Journalists and animal activists who have been inside factory farms back this point up, reporting consistently on conditions horrifying in both their lack of cleanliness and compassion. From the Huffington Post article linked above:

The natural lifespan of a dairy cow is about 25 years, but one-fourth of California’s dairy cows are slaughtered each year (typically at four or five years old), because they’ve become crippled from painful foot infections or calcium depletion, or simply because they can no longer produce the unnaturally high amounts of milk required of them.

Alas, since nobody wants to give up $5 steaks and $1 chicken sandwiches, the foie gras farmers have become the real threats to animal welfare in this state. This is a nice example of selective morality and convenient outrage at obscure targets tied to a niche good.

There is an obvious limit to the amount of humanity involved in any process that is fundamentally about killing and eating an animal. If we are going to take an animal’s life in the name of barbecue, we should at least salvage whatever limited respect we can still show it by using the whole animal and more importantly, recognizing the work and sacrifice that paves the farm-to-table journey.

This is where the foie gras critics are really missing the point. We can argue semantics about whether a goose at a foie gras farm or a Louisiana crawfish has it worse, but when we bite into a rich hunk of goose liver or drink the glorious nectar that is in the head of the crawfish, we are definitely cognizant of what we are eating and have a good idea where it came from. When we bite into some fast-food particleboard patty, we have no clue.

Michael Pollan touched on this in his bestselling book The Omnivore’s Dilemma:

What is perhaps most troubling, and sad, about industrial eating is how thoroughly it obscures all these relationships and connections

Foie gras, by its nature, has to be produced with a lot of human interaction and at farms that can’t be too large and mechanized. Force-feeding may be off-putting to some but attacking small farmers in the name of animal welfare is counterproductive.
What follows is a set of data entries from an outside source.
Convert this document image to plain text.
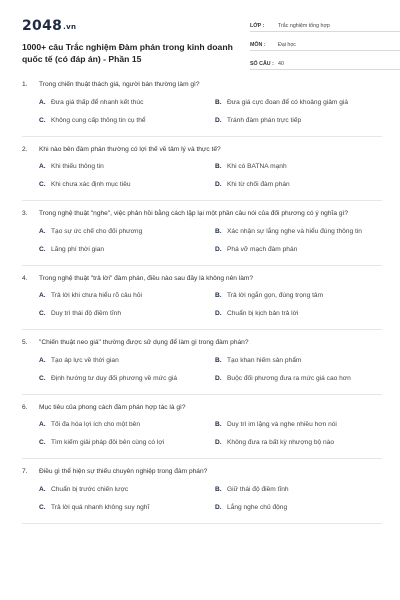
2048.vn
1000+ câu Trắc nghiệm Đàm phán trong kinh doanh quốc tế (có đáp án) - Phần 15
LỚP :	Trắc nghiệm tổng hợp
MÔN :	Đại học
SỐ CÂU : 40
1.	Trong chiến thuật thách giá, người bán thường làm gì?
A. Đưa giá thấp để nhanh kết thúc	B. Đưa giá cực đoan để có khoảng giảm giá
C. Không cung cấp thông tin cụ thể	D. Tránh đàm phán trực tiếp
2.	Khi nào bên đàm phán thường có lợi thế về tâm lý và thực tế?
A. Khi thiếu thông tin	B. Khi có BATNA mạnh
C. Khi chưa xác định mục tiêu	D. Khi từ chối đàm phán
3.	Trong nghệ thuật "nghe", việc phản hồi bằng cách lặp lại một phần câu nói của đối phương có ý nghĩa gì?
A. Tạo sự ức chế cho đối phương	B. Xác nhận sự lắng nghe và hiểu đúng thông tin
C. Lãng phí thời gian	D. Phá vỡ mạch đàm phán
4.	Trong nghệ thuật "trả lời" đàm phán, điều nào sau đây là không nên làm?
A. Trả lời khi chưa hiểu rõ câu hỏi	B. Trả lời ngắn gọn, đúng trọng tâm
C. Duy trì thái độ điềm tĩnh	D. Chuẩn bị kịch bản trả lời
5.	"Chiến thuật neo giá" thường được sử dụng để làm gì trong đàm phán?
A. Tạo áp lực về thời gian	B. Tạo khan hiếm sản phẩm
C. Định hướng tư duy đối phương về mức giá	D. Buộc đối phương đưa ra mức giá cao hơn
6.	Mục tiêu của phong cách đàm phán hợp tác là gì?
A. Tối đa hóa lợi ích cho một bên	B. Duy trì im lặng và nghe nhiều hơn nói
C. Tìm kiếm giải pháp đôi bên cùng có lợi	D. Không đưa ra bất kỳ nhượng bộ nào
7.	Điều gì thể hiện sự thiếu chuyên nghiệp trong đàm phán?
A. Chuẩn bị trước chiến lược	B. Giữ thái độ điềm tĩnh
C. Trả lời quá nhanh không suy nghĩ	D. Lắng nghe chủ động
Yes, PETA, I know how foie gras is made. I am not trying to hide from any connection to the process. I appreciate both the care put in by the farmer and the sacrifice made by the goose. I am happy to consume one of its offal meats, so as not to let it go to waste.
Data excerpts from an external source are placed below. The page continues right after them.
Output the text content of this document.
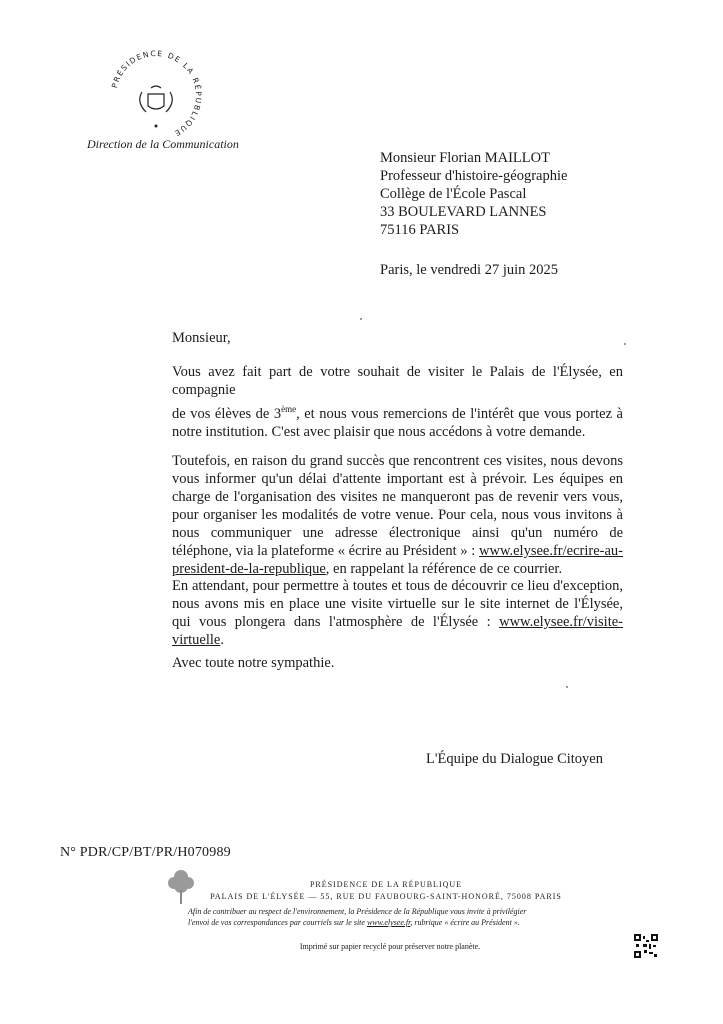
PRÉSIDENCE DE LA RÉPUBLIQUE
Direction de la Communication
Monsieur Florian MAILLOT
Professeur d'histoire-géographie
Collège de l'École Pascal
33 BOULEVARD LANNES
75116 PARIS
Paris, le vendredi 27 juin 2025
Monsieur,
Vous avez fait part de votre souhait de visiter le Palais de l'Élysée, en compagnie
de vos élèves de 3ème, et nous vous remercions de l'intérêt que vous portez à notre institution. C'est avec plaisir que nous accédons à votre demande.
Toutefois, en raison du grand succès que rencontrent ces visites, nous devons vous informer qu'un délai d'attente important est à prévoir. Les équipes en charge de l'organisation des visites ne manqueront pas de revenir vers vous, pour organiser les modalités de votre venue. Pour cela, nous vous invitons à nous communiquer une adresse électronique ainsi qu'un numéro de téléphone, via la plateforme « écrire au Président » : www.elysee.fr/ecrire-au-president-de-la-republique, en rappelant la référence de ce courrier.
En attendant, pour permettre à toutes et tous de découvrir ce lieu d'exception, nous avons mis en place une visite virtuelle sur le site internet de l'Élysée, qui vous plongera dans l'atmosphère de l'Élysée : www.elysee.fr/visite-virtuelle.
Avec toute notre sympathie.
L'Équipe du Dialogue Citoyen
N° PDR/CP/BT/PR/H070989
PRÉSIDENCE DE LA RÉPUBLIQUE
PALAIS DE L'ÉLYSÉE — 55, RUE DU FAUBOURG-SAINT-HONORÉ, 75008 PARIS
Afin de contribuer au respect de l'environnement, la Présidence de la République vous invite à privilégier
l'envoi de vos correspondances par courriels sur le site www.elysee.fr, rubrique « écrire au Président ».
Imprimé sur papier recyclé pour préserver notre planète.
Our culture now doesn’t seem to mind waste. Sure, it’s fun to watch Gordon Ramsay lose it and throw a pork chop in the garbage (“it’s RAW!”), but we’ve all seen people at restaurants force the staff to dump a perfectly good steak or piece of chicken for some asinine reason, and the legions of kids who only eat white meat chicken nuggets, happy to banish the rest of the bird to lesser uses.

We can afford to be selective and wasteful because we have cheap meat that is so parceled and commercialized that we don’t even think of rubbished servings as animals who have died in vain. Portion sizes have become comical at many places; huge portions can bring good PR, and the downside of food waste is just not a big economic issue anymore. Often, restaurants throw out food rather than give it to homeless because the fear of liability outweighs both the value of meat and general human decency.

The real threat to animal welfare is cheap meat, made possible by mechanization and conditions that the big factory farms have had to deliberately obscure from consumers to avoid public backlash. The identified threat to animal welfare is foie gras, because giving it up requires no sacrifice. Banning foie gras in California will only force it underground or into other states, doing nothing for animals and discouraging the establishment of the type of small farms that foster better practices.

It is easy to point fingers at fancy food but singling out foie gras is not an attempt to solve a real problem. In this case, what is good for the gander is also good for the goose.